JOURNAL ARTICLE

Implementation of a pediatric trauma massive transfusion protocol: one institution's experience

Jeanne E Hendrickson, Beth H Shaz, Greg Pereira, Paul M Parker, Paula Jessup, Falisha Atwell, Beth Polstra, Elizabeth Atkins, Karen K Johnson, Gaobin Bao, Kirk A Easley, Cassandra D Josephson
Transfusion 2012, 52 (6): 1228-36
22128884

BACKGROUND: Massive transfusion protocols (MTPs) with fixed ratios of blood products may improve outcomes in coagulopathic adult trauma patients. However, there is a paucity of data on transfusion support protocols for pediatric trauma patients, whose mechanisms of injury may differ from those seen in adults. We hypothesized that an MTP would improve outcomes in children, through a balanced blood product resuscitation.

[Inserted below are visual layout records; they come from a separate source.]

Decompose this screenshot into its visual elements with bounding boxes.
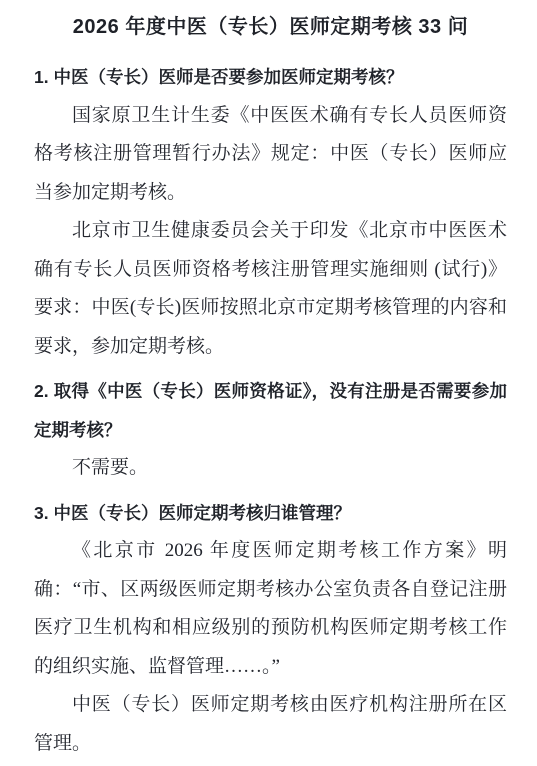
document-title: 2026 年度中医（专长）医师定期考核 33 问 [34, 12, 507, 42]
qa-section-1: 1. 中医（专长）医师是否要参加医师定期考核？ 国家原卫生计生委《中医医术确有专… [34, 58, 507, 366]
answer-paragraph: 不需要。 [34, 449, 507, 488]
question-2-heading: 2. 取得《中医（专长）医师资格证》，没有注册是否需要参加定期考核？ [34, 372, 507, 449]
qa-section-3: 3. 中医（专长）医师定期考核归谁管理？ 《北京市 2026 年度医师定期考核工… [34, 494, 507, 764]
question-1-heading: 1. 中医（专长）医师是否要参加医师定期考核？ [34, 58, 507, 97]
answer-paragraph: 中医（专长）医师定期考核由医疗机构注册所在区管理。 [34, 686, 507, 763]
question-3-heading: 3. 中医（专长）医师定期考核归谁管理？ [34, 494, 507, 533]
answer-paragraph: 北京市卫生健康委员会关于印发《北京市中医医术确有专长人员医师资格考核注册管理实施… [34, 212, 507, 366]
answer-paragraph: 《北京市 2026 年度医师定期考核工作方案》明确：“市、区两级医师定期考核办公… [34, 532, 507, 686]
answer-paragraph: 国家原卫生计生委《中医医术确有专长人员医师资格考核注册管理暂行办法》规定：中医（… [34, 97, 507, 213]
qa-section-2: 2. 取得《中医（专长）医师资格证》，没有注册是否需要参加定期考核？ 不需要。 [34, 372, 507, 488]
document-page: 2026 年度中医（专长）医师定期考核 33 问 1. 中医（专长）医师是否要参… [0, 0, 537, 766]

STUDY DESIGN AND METHODS: A pediatric trauma MTP, with a fixed ratio of red blood cells (RBCs):fresh-frozen plasma (FFP):platelets:cryoprecipitate in quantities based on the patient's weight, was initiated at a pediatric hospital. Data on clinical status, resuscitation volumes, and hospital course were collected and compared to data from pre-MTP trauma patients requiring transfusion.

RESULTS: Fifty-three patients were enrolled over a 15-month period and compared to 49 pre-MTP patients. Seventy-two percent of MTP patients had at least one coagulation value outside of the normal range upon emergency department (ED) arrival, and the median time to FFP transfusion decreased fourfold after MTP implementation (p<0.0001). A total of 49% of MTP patients received greater than 70 mL/kg blood products, and the 24-hour median FFP:RBC transfusion ratio was twofold higher in these patients than the pre-MTP cohort (median, 1:1.8 vs. 1:3.6; p=0.002). No improvement in mortality was observed after MTP implementation, taking into consideration injury severity, prothrombin time, and partial thromboplastin time.

CONCLUSIONS: A pediatric trauma MTP is feasible and allows for rapid provision of balanced blood products for transfusion to coagulopathic children. Larger studies are warranted to determine whether such protocols will improve outcomes for pediatric trauma patients.